Would any of these cause conflicts, do you know?

(3) Thanks for the details. If none of the above helps, I'll try rebuilding from source as you recommend.

meltzerpete commented 5 years ago

@jameswweis ah right, sorry I missed the part above where you said you were running in docker I didn't read it properly. I think there is an issue with nd4j and docker, maybe there is some solution here https://gitter.im/deeplearning4j/deeplearning4j/archives/2018/05/07, otherwise can you try running without using docker?

timholds commented 4 years ago

@paltusplintus @meltzerpete I'm having this issue as well.

I'm using ml-models-1.0.3 which I compiled myself without docker. I followed your instructions above to change the pom file so as to remove exclusions and classifier tags for the nd4j-native-platform. However, when I run CALL dbms.procedures() none of the embedding methods show up - only the regression methods are present.

The plugins I have installed are apoc-3.3.0.1.jar, graphQL-3.3.0.0.jar, graphAlgorithms-3.3.0.0.jar, neo4j-ml-models-1.0.2.jar

I have also set: dbms.security.procedures.unrestricted=algo.*,apoc.*,regression.*, embedding.* dbms.security.procedures.whitelist=algo.*,apoc.*,regression.*, embedding.*

Any other idea on how we might be able to fix this?

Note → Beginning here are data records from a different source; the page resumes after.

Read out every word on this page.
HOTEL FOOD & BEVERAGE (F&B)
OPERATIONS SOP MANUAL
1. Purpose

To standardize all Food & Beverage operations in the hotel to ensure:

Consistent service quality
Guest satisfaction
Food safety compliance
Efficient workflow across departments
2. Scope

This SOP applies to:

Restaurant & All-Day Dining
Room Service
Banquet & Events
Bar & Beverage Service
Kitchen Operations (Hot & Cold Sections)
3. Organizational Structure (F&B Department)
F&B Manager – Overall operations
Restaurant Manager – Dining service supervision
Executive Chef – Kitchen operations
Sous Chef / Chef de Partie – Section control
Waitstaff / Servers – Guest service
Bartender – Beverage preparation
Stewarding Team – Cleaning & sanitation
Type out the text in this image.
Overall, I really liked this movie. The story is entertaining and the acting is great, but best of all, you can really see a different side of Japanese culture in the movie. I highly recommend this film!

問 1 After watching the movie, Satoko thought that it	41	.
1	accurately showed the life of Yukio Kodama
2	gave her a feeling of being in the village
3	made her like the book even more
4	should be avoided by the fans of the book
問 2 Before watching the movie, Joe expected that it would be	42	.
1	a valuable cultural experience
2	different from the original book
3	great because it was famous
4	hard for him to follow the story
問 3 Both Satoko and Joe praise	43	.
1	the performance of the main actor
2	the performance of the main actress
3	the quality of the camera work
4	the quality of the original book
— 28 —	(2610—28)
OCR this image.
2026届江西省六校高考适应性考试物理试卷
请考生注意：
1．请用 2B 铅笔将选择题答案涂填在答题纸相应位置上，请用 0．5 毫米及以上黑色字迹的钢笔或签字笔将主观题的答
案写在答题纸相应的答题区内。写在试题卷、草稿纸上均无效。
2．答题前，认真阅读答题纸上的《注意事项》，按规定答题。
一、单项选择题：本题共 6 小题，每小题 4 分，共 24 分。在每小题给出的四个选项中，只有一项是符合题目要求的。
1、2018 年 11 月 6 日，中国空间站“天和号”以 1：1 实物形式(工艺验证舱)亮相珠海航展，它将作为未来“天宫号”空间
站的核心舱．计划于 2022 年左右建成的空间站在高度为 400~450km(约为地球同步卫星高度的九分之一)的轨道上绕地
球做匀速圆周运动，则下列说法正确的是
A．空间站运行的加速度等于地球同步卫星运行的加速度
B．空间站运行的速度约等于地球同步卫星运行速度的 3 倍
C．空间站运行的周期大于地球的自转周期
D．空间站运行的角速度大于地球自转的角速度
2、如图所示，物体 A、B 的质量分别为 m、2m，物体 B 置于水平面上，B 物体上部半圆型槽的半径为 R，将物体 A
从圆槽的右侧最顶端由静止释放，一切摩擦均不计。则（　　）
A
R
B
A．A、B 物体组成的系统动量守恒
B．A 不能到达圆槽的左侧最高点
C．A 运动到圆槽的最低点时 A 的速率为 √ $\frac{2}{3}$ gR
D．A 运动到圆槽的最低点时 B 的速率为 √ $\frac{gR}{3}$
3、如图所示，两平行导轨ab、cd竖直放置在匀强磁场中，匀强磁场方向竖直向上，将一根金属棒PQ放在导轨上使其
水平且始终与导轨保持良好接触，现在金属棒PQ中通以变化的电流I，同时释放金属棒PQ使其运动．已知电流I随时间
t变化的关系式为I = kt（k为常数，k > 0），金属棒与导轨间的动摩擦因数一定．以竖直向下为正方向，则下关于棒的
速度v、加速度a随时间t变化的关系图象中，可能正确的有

meltzerpete commented 4 years ago

@timholds I'm not sure the problem, but if the procs are not listed then it is likely a problem that occurs during database startup when it scans for them. I'm a little unclear on the problem you are facing.. Could you confirm that you also get the error Could not initialize class org.nd4j.linalg.factory.Nd4j? Is it that you got this error, then made the suggested change and now the procedures are not listed? Or am I misunderstanding?

Also, if you could post a copy of the logs/debug.log entries during database startup that might have some information about why the procedures aren't being registered.